21 Quest, Nov 19 2011

       I dunno - I think that even then the heat loss would far outrun the heat transfer.

       For conifer needles, imagine all the needles joined end-to-end. Now imagine the roots joined end-to-end. One is going to be much longer, and have a larger surface area, than the other.

       You'd be best off with some sort of succulent (large volume to surface area). Even then, though, I don't think you could do it with any non- spherical plant of a reasonable size - better to raise the metabolic rate in the leaves and generate the heat locally.

       If you *really* wanted to do this, you would have to use chemical harvesting and then release of the energy. So, you have a reaction in which A+B is in equilibrium with AB, and where increasing temperature shifts the reaction more towards AB.

       You pump A+B down to the roots, and then (and only then) expose them to an enzyme which will allow them to quickly reach equilibrium with AB.

       Then you pump the AB (plus residual A+B) up to the leaves, where the temperature favours the A+B side of the reaction. Then (and only then) do you expose them to the enzyme again, allowing AB to break down quickly into mostly A+B, releasing the heat. Then you repeat.

       In other words, you could transport the energy with less loss if you use a shifting chemical equilibrium facilitated by local enzymes, than if you transport it directly as heat. It also means you could store AB in the leaves (without enzyme) for some time, against frost. What you're doing, really, is restricting the heat exchange to the two relevant areas (roots, leaves).
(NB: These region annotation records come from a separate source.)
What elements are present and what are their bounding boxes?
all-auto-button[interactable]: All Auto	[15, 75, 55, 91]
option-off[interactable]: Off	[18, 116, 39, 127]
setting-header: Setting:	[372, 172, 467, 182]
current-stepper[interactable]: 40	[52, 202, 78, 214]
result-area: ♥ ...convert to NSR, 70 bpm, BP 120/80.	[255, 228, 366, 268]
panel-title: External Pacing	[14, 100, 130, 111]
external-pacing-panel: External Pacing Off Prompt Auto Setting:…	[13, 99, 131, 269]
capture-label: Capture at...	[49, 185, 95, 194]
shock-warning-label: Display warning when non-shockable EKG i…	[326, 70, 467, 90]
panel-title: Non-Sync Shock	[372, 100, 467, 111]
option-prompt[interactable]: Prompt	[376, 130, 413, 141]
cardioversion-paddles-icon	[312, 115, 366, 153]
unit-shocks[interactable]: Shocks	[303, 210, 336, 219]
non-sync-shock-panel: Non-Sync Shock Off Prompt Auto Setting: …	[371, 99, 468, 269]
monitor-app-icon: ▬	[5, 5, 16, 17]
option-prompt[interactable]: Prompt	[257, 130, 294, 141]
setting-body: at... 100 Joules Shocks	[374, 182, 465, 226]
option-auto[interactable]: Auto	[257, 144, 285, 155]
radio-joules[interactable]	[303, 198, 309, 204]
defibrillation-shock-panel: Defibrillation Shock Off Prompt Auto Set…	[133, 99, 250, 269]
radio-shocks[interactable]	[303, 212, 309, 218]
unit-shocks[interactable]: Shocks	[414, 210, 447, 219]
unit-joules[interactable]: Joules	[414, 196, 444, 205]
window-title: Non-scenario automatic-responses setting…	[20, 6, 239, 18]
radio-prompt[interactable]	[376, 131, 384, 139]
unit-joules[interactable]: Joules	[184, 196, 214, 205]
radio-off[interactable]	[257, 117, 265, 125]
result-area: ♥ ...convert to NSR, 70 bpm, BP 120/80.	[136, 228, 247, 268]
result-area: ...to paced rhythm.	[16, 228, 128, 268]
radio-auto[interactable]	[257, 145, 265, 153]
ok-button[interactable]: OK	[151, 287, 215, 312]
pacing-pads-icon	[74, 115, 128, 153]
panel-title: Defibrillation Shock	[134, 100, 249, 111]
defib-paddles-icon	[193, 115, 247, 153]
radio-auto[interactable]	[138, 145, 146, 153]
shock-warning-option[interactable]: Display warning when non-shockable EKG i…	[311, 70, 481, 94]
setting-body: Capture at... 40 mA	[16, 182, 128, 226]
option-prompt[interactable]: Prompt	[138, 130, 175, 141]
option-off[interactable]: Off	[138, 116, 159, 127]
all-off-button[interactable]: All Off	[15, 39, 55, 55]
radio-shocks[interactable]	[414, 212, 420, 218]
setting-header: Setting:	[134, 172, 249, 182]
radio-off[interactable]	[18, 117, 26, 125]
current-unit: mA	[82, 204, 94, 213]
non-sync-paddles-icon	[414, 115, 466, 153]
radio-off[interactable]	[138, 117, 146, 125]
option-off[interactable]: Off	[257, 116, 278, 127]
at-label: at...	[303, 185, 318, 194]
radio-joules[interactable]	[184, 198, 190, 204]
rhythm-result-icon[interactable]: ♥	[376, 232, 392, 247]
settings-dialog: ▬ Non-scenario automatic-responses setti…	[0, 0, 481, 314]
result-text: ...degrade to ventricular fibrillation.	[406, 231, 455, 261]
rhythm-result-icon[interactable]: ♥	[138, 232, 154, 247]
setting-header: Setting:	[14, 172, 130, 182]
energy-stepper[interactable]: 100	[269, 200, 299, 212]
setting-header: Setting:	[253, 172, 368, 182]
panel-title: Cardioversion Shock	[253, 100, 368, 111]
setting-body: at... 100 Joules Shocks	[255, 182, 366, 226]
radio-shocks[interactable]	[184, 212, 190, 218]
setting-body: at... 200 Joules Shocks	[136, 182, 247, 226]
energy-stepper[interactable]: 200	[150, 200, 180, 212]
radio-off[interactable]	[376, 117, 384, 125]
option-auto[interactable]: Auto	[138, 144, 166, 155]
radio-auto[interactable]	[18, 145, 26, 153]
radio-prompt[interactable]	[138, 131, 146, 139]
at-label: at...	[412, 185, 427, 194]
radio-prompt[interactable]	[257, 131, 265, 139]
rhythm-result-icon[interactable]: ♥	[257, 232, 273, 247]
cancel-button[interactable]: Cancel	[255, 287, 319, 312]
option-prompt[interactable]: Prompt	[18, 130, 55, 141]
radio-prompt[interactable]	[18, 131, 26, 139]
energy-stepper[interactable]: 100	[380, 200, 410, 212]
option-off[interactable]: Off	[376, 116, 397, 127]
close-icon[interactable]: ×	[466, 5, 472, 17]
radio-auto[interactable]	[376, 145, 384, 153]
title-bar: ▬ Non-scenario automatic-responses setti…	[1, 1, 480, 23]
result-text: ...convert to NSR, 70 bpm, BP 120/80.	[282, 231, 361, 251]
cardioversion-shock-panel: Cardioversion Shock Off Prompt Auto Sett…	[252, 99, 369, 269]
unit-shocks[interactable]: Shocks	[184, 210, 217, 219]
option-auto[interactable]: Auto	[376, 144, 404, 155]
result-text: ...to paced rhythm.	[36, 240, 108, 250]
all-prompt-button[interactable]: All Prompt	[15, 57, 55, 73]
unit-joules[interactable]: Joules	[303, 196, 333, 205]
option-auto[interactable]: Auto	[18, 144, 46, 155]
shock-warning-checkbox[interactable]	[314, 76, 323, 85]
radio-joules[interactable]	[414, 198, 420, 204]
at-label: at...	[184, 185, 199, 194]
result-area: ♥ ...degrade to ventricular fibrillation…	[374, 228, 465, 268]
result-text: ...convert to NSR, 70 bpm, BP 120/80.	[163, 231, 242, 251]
       But I still don't think it'll work.
MaxwellBuchanan, Nov 19 2011

       Inducing drastic climate change to allow unfettered continuation of mass deforestation. Smart.
Alterother, Nov 20 2011

       The deforestation is already happening, and will continue to happen regardless of the plight of the wildlife being displaced. This is Plan B.
21 Quest, Nov 20 2011

       It's always good to have a Plan B, even if it's a horrible plan.
Alterother, Nov 21 2011

BunsenHoneydew, Nov 21 2011

       I keep reading this as "geothermal teapot", which is probably another idea.